Arrange duck legs on a rack in a low-sided, lightly oiled roasting pan. Discard the aromatics. Brush both sides of the duck generously with the honey vinegar sauce. Roast duck skin side up for 30 minutes or so, until a quick read thermometer registers 180ºF in the thickest part of the thigh. Pour the rendered duck fat in the bottom of the roasting pan into a small bowl. There may be flakes of caramelized lacquer from the duck skin in it, if you’re lucky.
Transfer duck legs to a plate and let them rest until cool enough to handle. Now comes the tough part: Do not pick up the duck legs and devour them on the spot. You will seriously want to, as will anyone else who wanders into the kitchen. Instead, cut and tear the duck into bite-sized pieces, including the skin. Yes, the skin is fatty. It’s also crispy and delicious. Now you may gnaw on the leftover bones. Share, if you’re feeling generous.

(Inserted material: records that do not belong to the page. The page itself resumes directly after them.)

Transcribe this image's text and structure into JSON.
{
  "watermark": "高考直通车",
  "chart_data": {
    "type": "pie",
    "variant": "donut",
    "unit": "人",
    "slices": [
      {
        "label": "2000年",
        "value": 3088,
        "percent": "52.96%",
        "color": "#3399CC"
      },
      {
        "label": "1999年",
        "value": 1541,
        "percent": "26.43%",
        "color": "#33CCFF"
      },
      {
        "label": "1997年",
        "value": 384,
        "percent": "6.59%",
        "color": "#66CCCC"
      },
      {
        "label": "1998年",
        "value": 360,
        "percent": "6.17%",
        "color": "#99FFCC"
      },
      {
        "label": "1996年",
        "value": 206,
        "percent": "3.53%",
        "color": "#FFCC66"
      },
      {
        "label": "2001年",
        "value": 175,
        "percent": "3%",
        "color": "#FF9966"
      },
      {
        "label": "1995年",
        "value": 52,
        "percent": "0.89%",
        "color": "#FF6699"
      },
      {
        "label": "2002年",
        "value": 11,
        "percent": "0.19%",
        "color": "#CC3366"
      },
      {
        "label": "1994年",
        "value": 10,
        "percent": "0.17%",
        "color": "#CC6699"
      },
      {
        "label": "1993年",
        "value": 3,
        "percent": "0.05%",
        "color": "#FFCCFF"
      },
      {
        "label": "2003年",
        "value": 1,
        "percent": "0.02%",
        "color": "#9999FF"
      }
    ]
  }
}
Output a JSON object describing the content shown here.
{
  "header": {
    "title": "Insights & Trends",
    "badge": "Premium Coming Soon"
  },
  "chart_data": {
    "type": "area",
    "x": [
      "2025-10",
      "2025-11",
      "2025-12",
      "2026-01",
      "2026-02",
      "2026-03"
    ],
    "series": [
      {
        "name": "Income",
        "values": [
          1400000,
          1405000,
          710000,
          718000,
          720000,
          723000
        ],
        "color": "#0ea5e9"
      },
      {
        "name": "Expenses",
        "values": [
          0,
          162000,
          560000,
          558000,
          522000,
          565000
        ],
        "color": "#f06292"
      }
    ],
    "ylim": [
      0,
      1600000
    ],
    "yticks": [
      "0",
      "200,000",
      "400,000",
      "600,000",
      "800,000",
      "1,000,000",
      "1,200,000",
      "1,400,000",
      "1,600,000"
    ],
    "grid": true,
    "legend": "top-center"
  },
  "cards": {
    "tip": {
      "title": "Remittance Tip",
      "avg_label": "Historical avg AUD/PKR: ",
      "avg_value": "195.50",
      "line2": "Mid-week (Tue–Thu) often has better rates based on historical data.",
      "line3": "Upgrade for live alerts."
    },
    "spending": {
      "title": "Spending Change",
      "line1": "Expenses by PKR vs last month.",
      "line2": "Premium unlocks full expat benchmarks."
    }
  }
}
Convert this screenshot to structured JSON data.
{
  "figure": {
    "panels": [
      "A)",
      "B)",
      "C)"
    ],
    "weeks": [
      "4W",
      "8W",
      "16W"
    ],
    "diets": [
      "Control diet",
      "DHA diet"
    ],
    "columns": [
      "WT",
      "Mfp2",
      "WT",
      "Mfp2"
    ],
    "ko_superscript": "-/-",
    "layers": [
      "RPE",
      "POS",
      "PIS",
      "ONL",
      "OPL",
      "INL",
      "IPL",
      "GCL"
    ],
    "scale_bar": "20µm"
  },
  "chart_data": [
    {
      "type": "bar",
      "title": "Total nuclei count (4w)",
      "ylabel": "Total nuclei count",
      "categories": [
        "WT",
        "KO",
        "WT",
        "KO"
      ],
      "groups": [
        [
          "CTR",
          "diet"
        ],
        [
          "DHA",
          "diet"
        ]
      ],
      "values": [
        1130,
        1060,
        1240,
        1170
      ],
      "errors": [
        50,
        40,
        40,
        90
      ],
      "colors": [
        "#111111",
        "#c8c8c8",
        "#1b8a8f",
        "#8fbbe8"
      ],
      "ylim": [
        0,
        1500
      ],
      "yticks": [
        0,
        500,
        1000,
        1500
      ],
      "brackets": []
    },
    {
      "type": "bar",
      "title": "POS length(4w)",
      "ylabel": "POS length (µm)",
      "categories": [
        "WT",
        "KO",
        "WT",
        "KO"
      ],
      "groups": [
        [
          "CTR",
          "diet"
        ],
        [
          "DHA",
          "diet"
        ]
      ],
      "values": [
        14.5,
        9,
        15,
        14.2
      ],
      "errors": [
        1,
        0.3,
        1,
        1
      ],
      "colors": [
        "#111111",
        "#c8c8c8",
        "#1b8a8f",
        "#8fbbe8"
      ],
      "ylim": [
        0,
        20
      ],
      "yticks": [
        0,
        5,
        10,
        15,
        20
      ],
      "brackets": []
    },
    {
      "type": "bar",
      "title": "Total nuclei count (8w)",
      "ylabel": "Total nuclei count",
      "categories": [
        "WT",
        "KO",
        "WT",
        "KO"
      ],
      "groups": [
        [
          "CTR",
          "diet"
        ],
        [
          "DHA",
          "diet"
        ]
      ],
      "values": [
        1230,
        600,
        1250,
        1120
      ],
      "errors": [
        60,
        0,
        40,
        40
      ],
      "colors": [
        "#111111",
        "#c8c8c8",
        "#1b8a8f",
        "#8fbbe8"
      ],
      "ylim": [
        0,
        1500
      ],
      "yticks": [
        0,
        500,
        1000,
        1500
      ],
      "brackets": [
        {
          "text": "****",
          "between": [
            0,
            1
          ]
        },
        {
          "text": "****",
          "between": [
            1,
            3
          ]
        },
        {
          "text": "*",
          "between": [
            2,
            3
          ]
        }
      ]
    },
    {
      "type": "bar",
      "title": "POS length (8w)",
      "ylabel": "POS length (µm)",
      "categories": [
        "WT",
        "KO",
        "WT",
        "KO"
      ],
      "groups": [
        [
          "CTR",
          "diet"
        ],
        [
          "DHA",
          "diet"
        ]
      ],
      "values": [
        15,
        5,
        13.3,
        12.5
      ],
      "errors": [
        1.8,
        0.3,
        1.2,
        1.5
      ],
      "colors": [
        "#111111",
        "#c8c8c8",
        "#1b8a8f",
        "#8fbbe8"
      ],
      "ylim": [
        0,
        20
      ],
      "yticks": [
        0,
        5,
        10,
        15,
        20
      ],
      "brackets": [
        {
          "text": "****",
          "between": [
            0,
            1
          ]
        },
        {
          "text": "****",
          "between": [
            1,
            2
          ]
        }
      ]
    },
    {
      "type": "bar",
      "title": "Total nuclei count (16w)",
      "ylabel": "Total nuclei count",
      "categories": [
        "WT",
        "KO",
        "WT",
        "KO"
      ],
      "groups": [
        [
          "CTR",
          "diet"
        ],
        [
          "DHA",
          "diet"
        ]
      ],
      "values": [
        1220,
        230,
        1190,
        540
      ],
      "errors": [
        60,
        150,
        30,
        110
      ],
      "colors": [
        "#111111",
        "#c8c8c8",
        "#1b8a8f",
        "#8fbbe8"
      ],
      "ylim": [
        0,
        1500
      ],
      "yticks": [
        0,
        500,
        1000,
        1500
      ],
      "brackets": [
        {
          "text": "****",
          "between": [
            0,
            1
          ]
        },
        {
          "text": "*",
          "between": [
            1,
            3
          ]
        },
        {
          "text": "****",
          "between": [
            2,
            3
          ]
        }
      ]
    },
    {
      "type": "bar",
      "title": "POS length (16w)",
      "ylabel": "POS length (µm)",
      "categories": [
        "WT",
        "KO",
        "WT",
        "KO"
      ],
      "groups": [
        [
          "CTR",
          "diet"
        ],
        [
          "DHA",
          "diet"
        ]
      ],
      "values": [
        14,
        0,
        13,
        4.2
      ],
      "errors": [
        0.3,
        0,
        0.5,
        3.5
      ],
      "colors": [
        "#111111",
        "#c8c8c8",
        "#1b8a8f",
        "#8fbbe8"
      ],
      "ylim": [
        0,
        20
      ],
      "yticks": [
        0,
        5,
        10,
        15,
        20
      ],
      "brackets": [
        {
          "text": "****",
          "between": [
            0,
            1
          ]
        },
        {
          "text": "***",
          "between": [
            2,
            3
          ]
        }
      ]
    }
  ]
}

Prepare the dish. Bring a large pot of water to boil. Cook the noodles according to package directions. Meanwhile, heat 2 tablespoons each of reserved duck fat and canola oil in a large, high-sided skillet or sauté pan (or a wok) over medium heat. Add the mushrooms and shallots and sauté, stirring frequently, for about 5 minutes. Drizzle in a little extra canola oil if needed while cooking—mushrooms love to soak up any kind of fat or liquid—and season with salt and pepper. Return the duck to the pan, along with remaining 2 cloves of minced garlic, and cook until duck is warmed through, stirring frequently, about 2 minutes.
Drain cooked pasta, reserving 1/2 cup of pasta water, and rinse under running hot water. Add pasta to skillet and toss to combine. Cook for a minute or so, tossing occasionally, adding a little of the pasta water if the dish is too dry. Remove from heat and stir in sliced green onions. Divide among four shallow bowls and serve.